The small-arms exercise mixed varying scenarios to give the troops as much of a lifelike experience as possible. Soldiers fired M-9 pistol, M-16A2 Rifles and M-249 Squad Automatic Weapons.
"I want the Soldiers to walk away with confidence in their weapons systems and themselves," said Capt. Kevin McPherson, 21st Replacement Company commander.
The scenarios ranged from taking sniper fire to returning fire in crowded areas. Injuries and deaths were simulated, and Soldiers practiced their first aid and reaction skills.
Although safety was still the most important issue at the range, the safeties tried to make it more realistic, allowing Soldiers to fix all weapons malfunctions on the spot.
"Training like this gives us a chance to just react and do it without thinking," said Sgt. Carlee Zacharewski, a Soldier who had to apply SPORTS to fix a weapon's malfunction.
She said they learned what it's like to be hands on, and that's the type of training that's going to prepare Soldiers for when they're in a combat environment. With the type of mission the 21st Replacement Co. does, they will be able to apply the training, said Cpl. Angel L. Torres Jr., armorer.

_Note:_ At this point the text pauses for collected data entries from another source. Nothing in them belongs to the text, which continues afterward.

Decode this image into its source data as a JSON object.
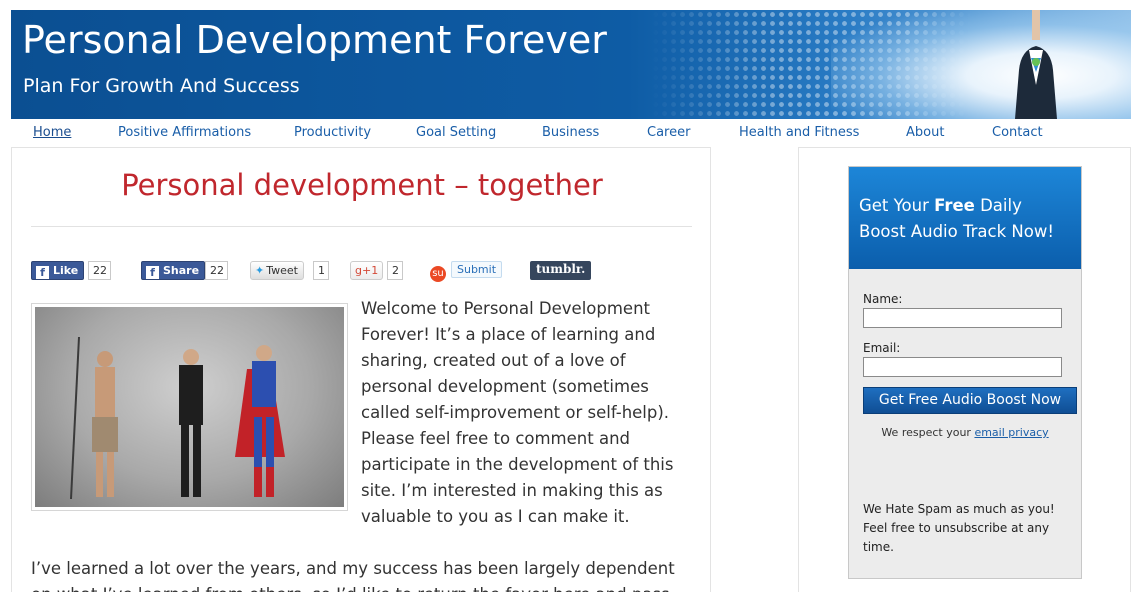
{
  "header": {
    "title": "Personal Development Forever",
    "tagline": "Plan For Growth And Success"
  },
  "nav": {
    "items": [
      {
        "label": "Home",
        "active": true
      },
      {
        "label": "Positive Affirmations"
      },
      {
        "label": "Productivity"
      },
      {
        "label": "Goal Setting"
      },
      {
        "label": "Business"
      },
      {
        "label": "Career"
      },
      {
        "label": "Health and Fitness"
      },
      {
        "label": "About"
      },
      {
        "label": "Contact"
      }
    ]
  },
  "post": {
    "title": "Personal development – together",
    "intro": "Welcome to Personal Development Forever! It’s a place of learning and sharing, created out of a love of personal development (sometimes called self-improvement or self-help). Please feel free to comment and participate in the development of this site. I’m interested in making this as valuable to you as I can make it.",
    "paragraph2": "I’ve learned a lot over the years, and my success has been largely dependent on what I’ve learned from others, so I’d like to return the favor here and pass"
  },
  "share": {
    "like_label": "Like",
    "like_count": "22",
    "share_label": "Share",
    "share_count": "22",
    "tweet_label": "Tweet",
    "tweet_count": "1",
    "gplus_label": "+1",
    "gplus_count": "2",
    "submit_label": "Submit",
    "tumblr_label": "tumblr."
  },
  "optin": {
    "heading_pre": "Get Your ",
    "heading_bold": "Free",
    "heading_post": " Daily Boost Audio Track Now!",
    "name_label": "Name:",
    "email_label": "Email:",
    "button_label": "Get Free Audio Boost Now",
    "respect_text": "We respect your ",
    "privacy_link": "email privacy",
    "spam_text": "We Hate Spam as much as you! Feel free to unsubscribe at any time."
  },
  "colors": {
    "header_blue": "#0b4f92",
    "title_red": "#c0272d",
    "link_blue": "#1a5ea8",
    "optin_blue": "#0b5eac"
  }
}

Torres said his unit goes on missions as KBR shooters.
"I think it's pretty realistic other than we're not moving," he said. "It's going to be different because every situation is different, but at least now, I'll have something to go off of."
The two Humvees Soldiers used for the exercise were stationary as radio messages were passed back and forth between team leaders and a safety, simulating a convoy commander Soldiers would then react to fire, and engage targets while trying to avoid civilian casualties.
"It's better than knowing a target's in front of you and just firing," Torres said. "It's more realistic."
The training is designed to help everyone be as prepared as possible on convoys, McPherson said.